Somehow, I missed Earth Day this past weekend. Oh, I read some posts about it but thought it would be next Sunday not last Sunday. Colour me distracted for some strange Smudge of a reason.
Anyway, in an effort to redeem my little oversight, I bought Mother Earth a very small present today. Yes, I did. I went to Offsetters and purchased just that — carbon offsets for our impending trip to Vancouver. Apparently, thirty dollars will purchase enough offsets to pay back the carbon that will be used by Cuppa and me when we fly out west in June. The idea of carbon offsets is to support projects that will help to save a similar amount of carbon usage elsewhere so that one's flight becomes carbon neutral. Of course, if you wish, you could purchase enough offsets to make your whole life carbon neutral — theoretically, at least. I don't think I'm ready to go that far, but it feels right to me to spend a trifle more on top of the bundle that I'll be spending on our rather major vacation, it being, by definition, frivolous and discretionary after all
Offsetters has a flight calculator to tell you how much carbon your trip will consume and how much money it would cost to purchase the appropriate amount of offsets to supposedly render your trip carbon neutral. Whether the calculator or the whole concept for that matter is right or wrong, I don't know for sure, but the program is supported by Westjet, the airline with which we will fly, so I have some faith. Sometimes, you have to have a little faith. Sometimes, you have to make an effort to do something, no matter how insignificant it seems. Air travel expends an awful lot of carbon, and since, to repeat myself, it's mostly frivolous or discretionary spending, it feels right and good to me to make an effort.
This whole discussion about Climate Change is not new to me. Although it may seem faddish to some, environmental issues became part of our topics of examination twenty years ago when geography teachers introduced a course called World Issues. The thrust of the course was to examine certain current topics of concern and not just environmental issues. We would study concerns, such as Population Growth, for example, from various points of view and from there try to determine where we stood, whether there was a problem or not.
Most issues, such as population growth, were multi-faceted, but I could never find too much to suggest that climate change wasn't occurring or that it was a good thing. Even twenty years ago, a scientific consensus was emerging. The evidence was and is that, overall, the climate is warming and that it is the result of human activities. Graphs and statistics depict a commensurate rise in temperatures and carbon emissions in the past several hundred years.
Oh yes, on an unseasonably cold day, silly people will shake their heads giggle about global warming. But, of course, warming is only a part of it, and that's why we are now tending to refer to the phenomenon as climate change rather than global warming. As the atmosphere continues to change, there will be erratic weather and climatic surprises and not just constant heat. Even twenty years ago, scientists were predicting more climatic disasters such as hurricanes and famines and so on. The evidence since then informs us that they were spot on.

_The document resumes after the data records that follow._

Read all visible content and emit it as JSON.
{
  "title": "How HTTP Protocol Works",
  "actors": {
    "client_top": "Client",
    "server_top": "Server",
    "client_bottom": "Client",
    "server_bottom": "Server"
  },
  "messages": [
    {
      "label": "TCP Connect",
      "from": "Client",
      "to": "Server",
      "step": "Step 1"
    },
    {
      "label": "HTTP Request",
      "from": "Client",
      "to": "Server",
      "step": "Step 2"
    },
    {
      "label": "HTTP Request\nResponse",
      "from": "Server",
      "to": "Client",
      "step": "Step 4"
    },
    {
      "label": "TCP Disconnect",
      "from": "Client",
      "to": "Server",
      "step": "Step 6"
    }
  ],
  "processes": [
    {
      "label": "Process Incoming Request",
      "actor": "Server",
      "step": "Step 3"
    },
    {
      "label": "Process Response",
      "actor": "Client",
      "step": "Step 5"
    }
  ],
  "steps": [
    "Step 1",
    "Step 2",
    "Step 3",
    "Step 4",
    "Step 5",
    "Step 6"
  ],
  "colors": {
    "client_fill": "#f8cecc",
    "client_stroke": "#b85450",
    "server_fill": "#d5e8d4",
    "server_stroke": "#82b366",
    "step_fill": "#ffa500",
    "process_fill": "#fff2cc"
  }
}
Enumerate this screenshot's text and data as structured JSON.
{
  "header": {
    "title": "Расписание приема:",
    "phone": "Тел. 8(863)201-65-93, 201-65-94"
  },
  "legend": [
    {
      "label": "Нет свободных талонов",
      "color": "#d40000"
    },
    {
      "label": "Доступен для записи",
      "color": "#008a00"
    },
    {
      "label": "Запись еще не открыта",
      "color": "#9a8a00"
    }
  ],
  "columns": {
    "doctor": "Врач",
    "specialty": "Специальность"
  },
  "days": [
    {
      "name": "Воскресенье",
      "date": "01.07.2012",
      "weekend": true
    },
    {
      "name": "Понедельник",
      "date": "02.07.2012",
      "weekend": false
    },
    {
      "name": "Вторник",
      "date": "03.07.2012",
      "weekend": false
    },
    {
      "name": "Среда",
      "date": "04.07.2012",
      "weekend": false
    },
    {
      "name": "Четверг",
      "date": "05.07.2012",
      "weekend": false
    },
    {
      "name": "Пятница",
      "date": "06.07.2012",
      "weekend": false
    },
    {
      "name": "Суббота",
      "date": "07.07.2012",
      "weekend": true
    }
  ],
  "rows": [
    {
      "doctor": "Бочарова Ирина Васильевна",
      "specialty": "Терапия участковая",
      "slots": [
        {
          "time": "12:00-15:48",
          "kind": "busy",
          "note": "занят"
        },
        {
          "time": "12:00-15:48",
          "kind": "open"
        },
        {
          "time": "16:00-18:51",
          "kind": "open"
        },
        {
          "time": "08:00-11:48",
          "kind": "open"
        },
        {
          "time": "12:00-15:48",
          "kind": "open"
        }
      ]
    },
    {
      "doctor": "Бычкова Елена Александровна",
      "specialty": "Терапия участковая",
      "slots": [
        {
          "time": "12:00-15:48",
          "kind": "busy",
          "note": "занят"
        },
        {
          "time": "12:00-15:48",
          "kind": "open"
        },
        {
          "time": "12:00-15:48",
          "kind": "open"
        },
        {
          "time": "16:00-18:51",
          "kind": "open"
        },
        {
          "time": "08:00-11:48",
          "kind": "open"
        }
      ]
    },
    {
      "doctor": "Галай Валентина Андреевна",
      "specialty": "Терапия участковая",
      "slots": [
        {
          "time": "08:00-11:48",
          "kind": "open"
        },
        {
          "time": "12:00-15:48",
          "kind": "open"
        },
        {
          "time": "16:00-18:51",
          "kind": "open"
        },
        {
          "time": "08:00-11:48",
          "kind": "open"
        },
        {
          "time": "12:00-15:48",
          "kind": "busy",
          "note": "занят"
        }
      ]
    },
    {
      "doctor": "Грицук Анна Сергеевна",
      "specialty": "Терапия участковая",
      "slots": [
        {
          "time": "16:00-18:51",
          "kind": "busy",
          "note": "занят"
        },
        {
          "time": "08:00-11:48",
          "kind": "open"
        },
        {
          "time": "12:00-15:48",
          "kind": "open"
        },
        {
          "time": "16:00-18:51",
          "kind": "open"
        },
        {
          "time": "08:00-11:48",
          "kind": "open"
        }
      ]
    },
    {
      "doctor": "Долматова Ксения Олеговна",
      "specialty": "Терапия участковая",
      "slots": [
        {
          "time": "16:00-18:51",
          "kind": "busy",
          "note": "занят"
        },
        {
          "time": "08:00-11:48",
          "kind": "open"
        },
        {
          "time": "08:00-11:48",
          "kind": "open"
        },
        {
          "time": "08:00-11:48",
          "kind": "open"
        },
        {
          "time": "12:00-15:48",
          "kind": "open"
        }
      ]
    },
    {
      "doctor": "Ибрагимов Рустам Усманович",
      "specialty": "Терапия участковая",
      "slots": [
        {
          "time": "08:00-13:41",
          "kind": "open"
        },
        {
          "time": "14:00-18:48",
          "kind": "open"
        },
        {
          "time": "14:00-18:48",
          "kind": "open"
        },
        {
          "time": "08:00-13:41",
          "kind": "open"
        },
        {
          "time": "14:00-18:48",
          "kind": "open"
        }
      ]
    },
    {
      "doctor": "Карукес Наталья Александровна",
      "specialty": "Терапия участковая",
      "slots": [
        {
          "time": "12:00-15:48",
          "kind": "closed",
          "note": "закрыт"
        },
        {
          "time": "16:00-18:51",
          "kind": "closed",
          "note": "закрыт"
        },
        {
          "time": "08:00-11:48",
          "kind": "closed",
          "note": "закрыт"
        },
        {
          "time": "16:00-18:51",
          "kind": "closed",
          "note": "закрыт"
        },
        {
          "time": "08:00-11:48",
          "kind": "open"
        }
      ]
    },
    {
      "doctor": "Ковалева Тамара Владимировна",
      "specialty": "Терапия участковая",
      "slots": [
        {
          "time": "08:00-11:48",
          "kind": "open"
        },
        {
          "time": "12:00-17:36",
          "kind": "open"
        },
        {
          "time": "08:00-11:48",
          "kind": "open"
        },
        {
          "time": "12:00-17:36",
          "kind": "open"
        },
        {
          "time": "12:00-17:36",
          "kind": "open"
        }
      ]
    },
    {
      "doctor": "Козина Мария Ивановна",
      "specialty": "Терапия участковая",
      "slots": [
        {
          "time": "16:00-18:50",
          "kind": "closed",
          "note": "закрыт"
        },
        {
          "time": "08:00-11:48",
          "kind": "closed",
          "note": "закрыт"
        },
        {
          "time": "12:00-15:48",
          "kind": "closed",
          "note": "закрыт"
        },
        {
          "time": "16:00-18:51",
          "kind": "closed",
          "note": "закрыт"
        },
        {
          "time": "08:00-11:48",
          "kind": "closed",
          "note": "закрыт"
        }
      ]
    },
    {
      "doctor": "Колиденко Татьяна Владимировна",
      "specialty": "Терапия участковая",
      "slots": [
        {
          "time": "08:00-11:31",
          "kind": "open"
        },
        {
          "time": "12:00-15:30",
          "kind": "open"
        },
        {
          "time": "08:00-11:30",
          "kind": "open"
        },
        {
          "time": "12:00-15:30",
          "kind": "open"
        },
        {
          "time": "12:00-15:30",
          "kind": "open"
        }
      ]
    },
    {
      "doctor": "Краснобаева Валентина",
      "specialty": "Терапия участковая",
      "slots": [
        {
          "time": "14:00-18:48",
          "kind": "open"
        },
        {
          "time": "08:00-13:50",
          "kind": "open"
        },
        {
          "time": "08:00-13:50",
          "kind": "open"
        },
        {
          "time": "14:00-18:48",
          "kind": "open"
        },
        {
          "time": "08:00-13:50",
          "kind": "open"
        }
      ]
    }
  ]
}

It's sad that it's taken twenty years for the issue to take hold, but I find it even sadder that there are those who still refuse to take it seriously. A few of the devout (not all or even most, let be hasten to add), for example, seem to think that if God is in control we really shouldn't fuss and worry. Probably these same people don't leave other problems with the divine while they do nothing, however. They give to the poor, for example, and seek medical intervention when they're sick. Well, our beautiful planet is feeling a little queasy these days, and it's up to all of us to do just a little bit to help her out. I don't suppose that the buying of carbon offsets will ever be a huge part of the solution, but, although I'm a few days late, at least I've done something for Earth Day, and it's not such a terrible feeling.